Later, back at my motel, I read the interview with Lamb and Lynx in the new issue of
Resistance.
Maybe because they were speaking to a white racist publication the tone was different to the one they’d taken with me:

Res
:
What do you say to those people who think the only reason you are playing and singing prowhite music is because your mom pushes it on you?
Lamb:
Our mom introduced us to racial music and she asked us if we wanted to learn an instrument . . . I don’t think she pushes it on us . . .
Lynx:
We are hooked on playing WP [White Power] music and even if our mom all of a sudden stopped being racial, we would follow through with racial music.
Res
:
What kind of music do you like? Do you have a favorite artist?
Lamb:
I like everything except nigger music. I don’t like rap, jazz, blues, or hip hop. Final War is a good example of the type of music I like best. I also like Youngland and Max Resist.
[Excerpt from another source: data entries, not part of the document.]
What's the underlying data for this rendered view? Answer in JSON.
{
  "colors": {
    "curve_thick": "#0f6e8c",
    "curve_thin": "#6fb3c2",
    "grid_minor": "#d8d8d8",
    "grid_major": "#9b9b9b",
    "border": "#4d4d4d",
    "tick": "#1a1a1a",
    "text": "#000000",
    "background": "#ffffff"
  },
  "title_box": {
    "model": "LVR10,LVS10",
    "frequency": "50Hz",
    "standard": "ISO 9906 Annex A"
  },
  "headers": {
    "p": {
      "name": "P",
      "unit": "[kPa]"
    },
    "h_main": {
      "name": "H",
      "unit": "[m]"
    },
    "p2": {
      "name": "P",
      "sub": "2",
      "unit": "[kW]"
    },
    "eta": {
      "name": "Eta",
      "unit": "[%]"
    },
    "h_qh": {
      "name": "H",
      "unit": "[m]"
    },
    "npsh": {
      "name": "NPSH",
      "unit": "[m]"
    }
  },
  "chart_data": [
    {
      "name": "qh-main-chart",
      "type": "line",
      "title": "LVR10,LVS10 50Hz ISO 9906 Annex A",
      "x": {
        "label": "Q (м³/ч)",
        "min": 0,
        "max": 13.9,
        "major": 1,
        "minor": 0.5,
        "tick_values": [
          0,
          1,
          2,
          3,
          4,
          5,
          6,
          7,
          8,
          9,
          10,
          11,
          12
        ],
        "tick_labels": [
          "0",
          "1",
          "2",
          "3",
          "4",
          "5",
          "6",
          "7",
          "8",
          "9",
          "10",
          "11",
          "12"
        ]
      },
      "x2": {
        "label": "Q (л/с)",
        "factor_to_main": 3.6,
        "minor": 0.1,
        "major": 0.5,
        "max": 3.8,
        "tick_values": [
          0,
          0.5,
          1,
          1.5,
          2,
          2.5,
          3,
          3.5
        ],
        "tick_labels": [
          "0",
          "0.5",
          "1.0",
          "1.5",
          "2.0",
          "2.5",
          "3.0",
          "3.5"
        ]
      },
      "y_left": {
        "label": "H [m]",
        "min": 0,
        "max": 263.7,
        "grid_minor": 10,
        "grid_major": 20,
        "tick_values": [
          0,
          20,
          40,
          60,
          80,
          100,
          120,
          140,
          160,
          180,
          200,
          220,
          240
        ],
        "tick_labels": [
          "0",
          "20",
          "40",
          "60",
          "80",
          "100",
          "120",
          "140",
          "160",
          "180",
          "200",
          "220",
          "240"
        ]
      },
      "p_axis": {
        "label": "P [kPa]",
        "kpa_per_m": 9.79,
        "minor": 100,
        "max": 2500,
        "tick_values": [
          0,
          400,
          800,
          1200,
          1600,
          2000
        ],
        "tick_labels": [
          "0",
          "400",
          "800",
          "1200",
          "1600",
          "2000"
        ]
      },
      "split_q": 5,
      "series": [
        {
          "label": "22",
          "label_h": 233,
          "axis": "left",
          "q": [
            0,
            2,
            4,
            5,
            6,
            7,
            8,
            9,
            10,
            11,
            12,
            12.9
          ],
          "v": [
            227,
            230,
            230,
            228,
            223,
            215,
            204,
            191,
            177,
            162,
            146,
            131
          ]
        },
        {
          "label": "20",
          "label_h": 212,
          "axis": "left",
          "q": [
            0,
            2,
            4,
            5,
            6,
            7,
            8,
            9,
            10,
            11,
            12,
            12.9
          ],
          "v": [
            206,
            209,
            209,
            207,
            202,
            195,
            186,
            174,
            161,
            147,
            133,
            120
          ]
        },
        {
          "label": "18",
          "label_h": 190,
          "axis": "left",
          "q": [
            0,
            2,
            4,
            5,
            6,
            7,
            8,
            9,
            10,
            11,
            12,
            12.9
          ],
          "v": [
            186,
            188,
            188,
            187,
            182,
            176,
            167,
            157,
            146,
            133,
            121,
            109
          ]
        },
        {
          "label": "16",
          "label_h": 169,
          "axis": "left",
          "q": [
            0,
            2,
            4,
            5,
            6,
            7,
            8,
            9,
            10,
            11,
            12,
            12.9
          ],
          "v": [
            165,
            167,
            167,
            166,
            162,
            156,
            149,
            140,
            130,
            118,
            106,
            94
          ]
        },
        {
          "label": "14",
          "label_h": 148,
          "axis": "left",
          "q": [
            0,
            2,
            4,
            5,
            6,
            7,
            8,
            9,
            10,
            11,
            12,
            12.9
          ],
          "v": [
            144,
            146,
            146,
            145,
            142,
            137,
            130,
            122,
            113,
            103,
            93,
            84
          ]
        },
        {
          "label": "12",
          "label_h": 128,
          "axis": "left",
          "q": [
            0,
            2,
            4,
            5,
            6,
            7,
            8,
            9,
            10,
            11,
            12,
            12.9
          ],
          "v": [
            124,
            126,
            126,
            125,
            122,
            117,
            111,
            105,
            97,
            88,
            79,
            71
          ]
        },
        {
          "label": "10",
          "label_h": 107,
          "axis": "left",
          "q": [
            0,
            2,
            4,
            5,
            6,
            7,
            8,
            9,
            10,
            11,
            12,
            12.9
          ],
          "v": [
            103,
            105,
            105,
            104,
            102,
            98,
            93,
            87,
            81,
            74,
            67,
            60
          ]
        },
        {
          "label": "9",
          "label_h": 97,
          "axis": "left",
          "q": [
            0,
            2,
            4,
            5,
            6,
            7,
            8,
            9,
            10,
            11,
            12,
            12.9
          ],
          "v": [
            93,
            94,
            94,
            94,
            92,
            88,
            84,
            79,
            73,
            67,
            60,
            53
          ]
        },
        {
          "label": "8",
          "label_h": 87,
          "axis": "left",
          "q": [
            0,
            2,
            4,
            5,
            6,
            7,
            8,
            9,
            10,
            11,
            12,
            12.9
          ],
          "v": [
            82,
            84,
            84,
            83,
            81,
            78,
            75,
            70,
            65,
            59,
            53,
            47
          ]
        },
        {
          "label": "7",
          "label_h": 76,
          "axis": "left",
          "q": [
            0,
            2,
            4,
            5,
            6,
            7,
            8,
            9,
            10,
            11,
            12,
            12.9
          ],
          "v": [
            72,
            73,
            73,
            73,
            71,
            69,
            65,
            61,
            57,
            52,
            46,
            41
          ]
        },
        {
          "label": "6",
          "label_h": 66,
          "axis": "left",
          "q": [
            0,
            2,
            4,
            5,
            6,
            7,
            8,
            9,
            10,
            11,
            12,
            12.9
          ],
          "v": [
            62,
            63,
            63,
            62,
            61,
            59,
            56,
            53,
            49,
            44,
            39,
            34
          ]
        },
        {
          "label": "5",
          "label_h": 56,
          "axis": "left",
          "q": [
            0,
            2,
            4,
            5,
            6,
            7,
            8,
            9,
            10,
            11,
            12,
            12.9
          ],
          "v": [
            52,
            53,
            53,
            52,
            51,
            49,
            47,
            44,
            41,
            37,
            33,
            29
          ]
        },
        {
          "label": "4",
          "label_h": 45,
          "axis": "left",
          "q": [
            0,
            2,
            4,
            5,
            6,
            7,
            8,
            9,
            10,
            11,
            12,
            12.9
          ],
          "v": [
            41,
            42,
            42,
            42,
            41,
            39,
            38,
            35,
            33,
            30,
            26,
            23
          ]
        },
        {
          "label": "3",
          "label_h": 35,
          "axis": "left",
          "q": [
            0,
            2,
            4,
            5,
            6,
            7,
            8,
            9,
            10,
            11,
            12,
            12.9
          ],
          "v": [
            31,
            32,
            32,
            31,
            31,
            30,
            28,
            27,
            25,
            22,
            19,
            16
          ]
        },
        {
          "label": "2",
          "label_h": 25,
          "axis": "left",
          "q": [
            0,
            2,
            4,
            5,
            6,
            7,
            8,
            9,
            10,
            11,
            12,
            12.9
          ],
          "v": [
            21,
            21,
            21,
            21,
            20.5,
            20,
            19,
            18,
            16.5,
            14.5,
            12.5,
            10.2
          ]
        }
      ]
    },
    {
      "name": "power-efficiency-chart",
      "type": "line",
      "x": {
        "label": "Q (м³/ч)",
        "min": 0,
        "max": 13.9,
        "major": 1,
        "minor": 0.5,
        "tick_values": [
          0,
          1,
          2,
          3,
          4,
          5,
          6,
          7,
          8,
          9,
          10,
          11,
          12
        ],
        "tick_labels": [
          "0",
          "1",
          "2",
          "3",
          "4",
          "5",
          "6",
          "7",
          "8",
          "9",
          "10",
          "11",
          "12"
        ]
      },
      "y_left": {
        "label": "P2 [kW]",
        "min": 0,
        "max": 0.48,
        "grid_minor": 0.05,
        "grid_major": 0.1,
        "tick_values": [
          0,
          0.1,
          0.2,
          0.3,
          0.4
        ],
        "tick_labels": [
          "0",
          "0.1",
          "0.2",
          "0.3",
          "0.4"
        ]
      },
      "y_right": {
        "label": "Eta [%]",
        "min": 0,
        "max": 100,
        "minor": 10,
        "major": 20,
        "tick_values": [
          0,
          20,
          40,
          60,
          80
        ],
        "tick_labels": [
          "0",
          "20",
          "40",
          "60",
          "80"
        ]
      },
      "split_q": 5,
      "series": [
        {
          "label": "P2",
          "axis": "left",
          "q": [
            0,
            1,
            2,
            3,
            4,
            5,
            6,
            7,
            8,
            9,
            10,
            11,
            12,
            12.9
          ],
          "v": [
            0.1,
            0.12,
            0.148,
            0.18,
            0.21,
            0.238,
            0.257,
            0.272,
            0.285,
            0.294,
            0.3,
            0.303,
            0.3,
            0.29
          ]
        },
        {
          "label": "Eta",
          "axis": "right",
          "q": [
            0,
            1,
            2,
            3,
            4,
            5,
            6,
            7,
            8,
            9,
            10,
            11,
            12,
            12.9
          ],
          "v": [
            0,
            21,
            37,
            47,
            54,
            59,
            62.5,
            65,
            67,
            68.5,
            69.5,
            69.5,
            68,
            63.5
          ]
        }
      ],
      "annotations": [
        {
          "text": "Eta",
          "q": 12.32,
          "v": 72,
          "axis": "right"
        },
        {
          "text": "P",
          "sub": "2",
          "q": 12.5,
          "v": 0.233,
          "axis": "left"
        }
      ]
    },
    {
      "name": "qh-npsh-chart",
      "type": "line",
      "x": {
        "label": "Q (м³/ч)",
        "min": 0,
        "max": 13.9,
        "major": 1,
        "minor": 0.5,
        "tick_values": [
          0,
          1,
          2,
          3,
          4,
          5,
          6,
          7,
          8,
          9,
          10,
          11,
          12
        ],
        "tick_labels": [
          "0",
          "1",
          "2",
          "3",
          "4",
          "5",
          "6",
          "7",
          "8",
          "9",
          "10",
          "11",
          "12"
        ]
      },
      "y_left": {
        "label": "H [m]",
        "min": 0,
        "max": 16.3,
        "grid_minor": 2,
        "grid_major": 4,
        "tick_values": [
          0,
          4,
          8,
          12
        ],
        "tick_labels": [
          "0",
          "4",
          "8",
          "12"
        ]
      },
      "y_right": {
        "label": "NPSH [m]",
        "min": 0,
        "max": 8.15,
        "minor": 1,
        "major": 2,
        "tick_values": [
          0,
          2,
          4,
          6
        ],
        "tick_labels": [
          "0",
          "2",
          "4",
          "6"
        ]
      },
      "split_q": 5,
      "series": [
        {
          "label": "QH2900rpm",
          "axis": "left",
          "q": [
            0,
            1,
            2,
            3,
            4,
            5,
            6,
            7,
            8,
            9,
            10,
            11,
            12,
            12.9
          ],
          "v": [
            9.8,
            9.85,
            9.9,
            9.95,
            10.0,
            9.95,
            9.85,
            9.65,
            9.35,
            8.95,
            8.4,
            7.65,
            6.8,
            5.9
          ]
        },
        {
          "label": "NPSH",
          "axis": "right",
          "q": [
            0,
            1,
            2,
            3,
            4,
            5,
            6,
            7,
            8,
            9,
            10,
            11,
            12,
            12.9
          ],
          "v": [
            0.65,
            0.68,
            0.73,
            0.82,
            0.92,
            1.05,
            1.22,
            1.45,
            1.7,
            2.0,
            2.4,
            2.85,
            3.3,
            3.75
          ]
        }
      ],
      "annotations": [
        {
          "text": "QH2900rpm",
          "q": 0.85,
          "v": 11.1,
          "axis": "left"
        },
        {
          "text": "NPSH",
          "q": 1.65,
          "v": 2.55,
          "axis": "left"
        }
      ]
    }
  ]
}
I also like the Saga version of Skrewdriver songs.
Res:
Being so young, aware, and proud of your heritage, is it hard to relate to other kids your age?
Lynx:
Yes, it is sometimes, because they don’t understand what is going on and even if their parents are closet racists, they don’t teach their kids the facts . . .
Lamb:
It is hard to relate to some kids who are mainstream, like my friend who lives down the street. She has black dolls. She makes them kiss with the white dolls. Yuck! We told her that doll was ugly and that it was wrong. Her parents are closet racists but they are afraid to teach her to be racist, too. I guess they just think she will figure it out. But there could be a time when she might come home with a black boyfriend and think that is okay. Then what will they do?